OK a few noob questions I have:

1.), My office at my work is in the basement. The signal is horrible. In one room they have one of the radio boosters that works over the Internet and in that room I have full signal? Aside from purchasing my own booster, any advice on boosting 4g signal? 
2.), if I do buy one do they boost data and voice or just voice? I read somewhere they don't boost data signal.

3.) how do I tell what radio I have flashes. I flashed over gummycharged gb 2.0 and one of the radios like maybe a month ago. I forget which radio and just want to verify.

4.) I'm enjoying gummycharged so far but just curious if anyone has any recommendations on custom rims for the charge. Performance is my only concern, I bought the phone with two extra batteries and I'm getting the 3500mah soon so battery life isn't on my scope of concerns.

Sorry for the noob questions, I work in IT and understand the value of doing your own research. The I promise I did look around a bit, but but it feels like a lot of the data out there is out of date. And stupid busy schedule makes it hard to spend the time I'd like to on all this.

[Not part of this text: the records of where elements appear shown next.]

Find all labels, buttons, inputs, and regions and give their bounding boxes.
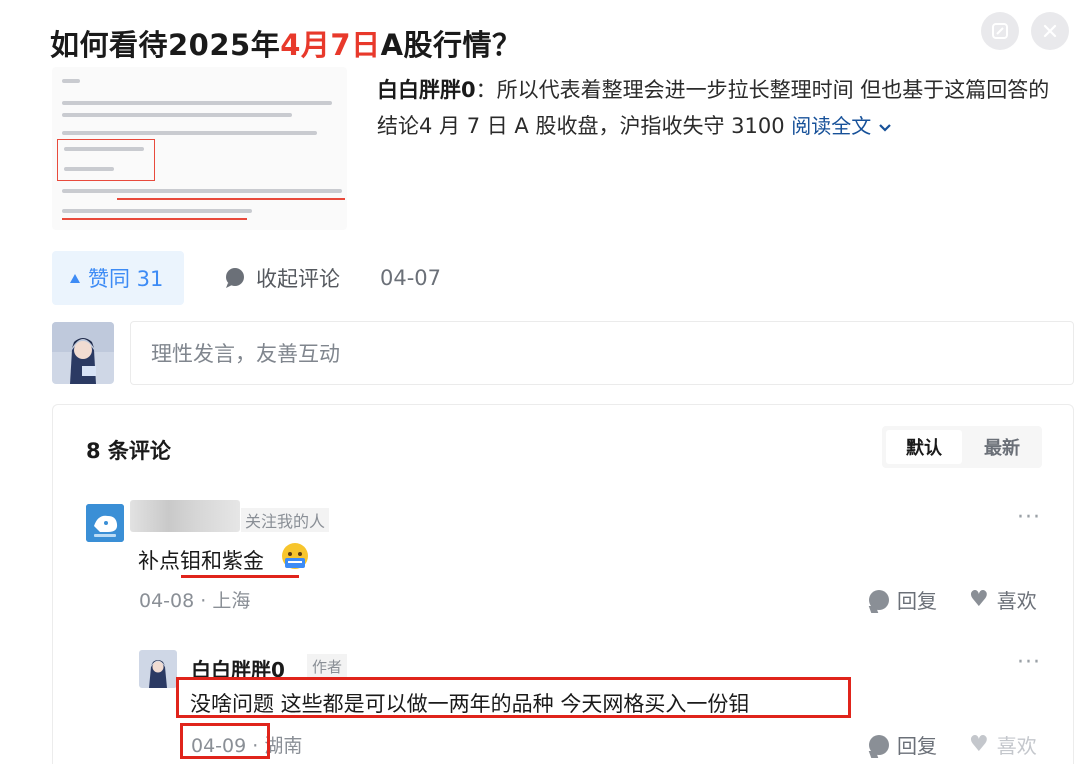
more-options-icon[interactable]: ··· — [1017, 650, 1041, 675]
title-suffix: A股行情？ — [380, 28, 522, 62]
comment-avatar[interactable] — [86, 504, 124, 542]
comment-icon — [226, 268, 244, 288]
comments-panel: 8 条评论 默认 最新 关注我的人 ··· 补点钼和紫金 04-08 · 上海 … — [52, 404, 1074, 764]
annotation-underline — [181, 575, 299, 578]
sort-latest-tab[interactable]: 最新 — [964, 430, 1040, 464]
chevron-down-icon — [878, 123, 891, 132]
collapse-comments-label: 收起评论 — [256, 267, 340, 291]
report-icon[interactable] — [981, 12, 1019, 50]
comment-location: 上海 — [212, 590, 251, 612]
like-button[interactable]: ♥ 喜欢 — [969, 585, 1037, 614]
upvote-label: 赞同 31 — [88, 267, 164, 291]
read-more-link[interactable]: 阅读全文 — [791, 114, 891, 138]
reply-button[interactable]: 回复 — [869, 730, 937, 759]
comment-input[interactable]: 理性发言，友善互动 — [130, 321, 1074, 385]
title-prefix: 如何看待2025年 — [50, 28, 281, 62]
blurred-username — [130, 500, 240, 532]
reply-icon — [869, 734, 889, 755]
follower-badge: 关注我的人 — [241, 508, 330, 532]
current-user-avatar — [52, 322, 114, 384]
reply-button[interactable]: 回复 — [869, 585, 937, 614]
answer-excerpt[interactable]: 白白胖胖0：所以代表着整理会进一步拉长整理时间 但也基于这篇回答的结论4 月 7… — [377, 72, 1067, 144]
like-button[interactable]: ♥ 喜欢 — [969, 730, 1037, 759]
comment-meta: 04-08 · 上海 — [139, 586, 250, 613]
title-date-highlight: 4月7日 — [280, 28, 381, 62]
answer-thumbnail-image[interactable] — [52, 67, 347, 230]
reply-label: 回复 — [897, 589, 937, 613]
answer-excerpt-text: ：所以代表着整理会进一步拉长整理时间 但也基于这篇回答的结论4 月 7 日 A … — [377, 78, 1050, 138]
annotation-box-reply — [176, 677, 851, 718]
sort-toggle: 默认 最新 — [882, 426, 1042, 468]
heart-icon: ♥ — [969, 586, 989, 612]
answer-date: 04-07 — [380, 266, 442, 290]
sort-default-tab[interactable]: 默认 — [886, 430, 962, 464]
reply-location: 湖南 — [264, 735, 303, 757]
upvote-arrow-icon — [70, 273, 80, 283]
upvote-button[interactable]: 赞同 31 — [52, 251, 184, 305]
collapse-comments-button[interactable]: 收起评论 — [224, 251, 340, 305]
like-label: 喜欢 — [996, 734, 1037, 758]
reply-author-avatar[interactable] — [139, 650, 177, 688]
question-title[interactable]: 如何看待2025年4月7日A股行情？ — [50, 22, 522, 64]
answer-author-name[interactable]: 白白胖胖0 — [377, 78, 476, 102]
author-badge: 作者 — [307, 654, 348, 678]
answer-action-bar: 赞同 31 收起评论 04-07 — [52, 251, 512, 305]
like-label: 喜欢 — [996, 589, 1037, 613]
comment-text: 补点钼和紫金 — [138, 549, 264, 573]
more-options-icon[interactable]: ··· — [1017, 505, 1041, 530]
reply-label: 回复 — [897, 734, 937, 758]
sticker-emoji-icon — [279, 541, 311, 573]
close-icon[interactable] — [1031, 12, 1069, 50]
comment-count: 8 条评论 — [86, 439, 171, 463]
meta-separator: · — [200, 590, 213, 612]
heart-icon: ♥ — [969, 731, 989, 757]
annotation-box-date — [180, 723, 270, 759]
reply-icon — [869, 589, 889, 610]
comment-date: 04-08 — [139, 590, 195, 612]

I love these forums. You guys are an awesome community. If it's still available I plan to order a rootzwiki shirt Friday. I feel like it's the least I can do for all he great advice i've found on these forums.


----------



## mkarps (Aug 5, 2011)

I also have a bad signal in basement. I've considered a booster but didn't want to spend the money. I called Verizon and the guy at the store said he would push some software to my phone which would help. Honestly don't know if its made a difference or not. Seems to have but maybe just coincidence. Not sure about data as I'm always on Wifi at home.

I believe your radio is listed at the end of baseband. Such as EP3, EP1.

I am on the new EP3 debloated and seems to be working great. I am really waiting out for Infinity EP3. IMNUTS always has done great work.

If battery isn't of concern than you should be able to overclock and get some speed.


----------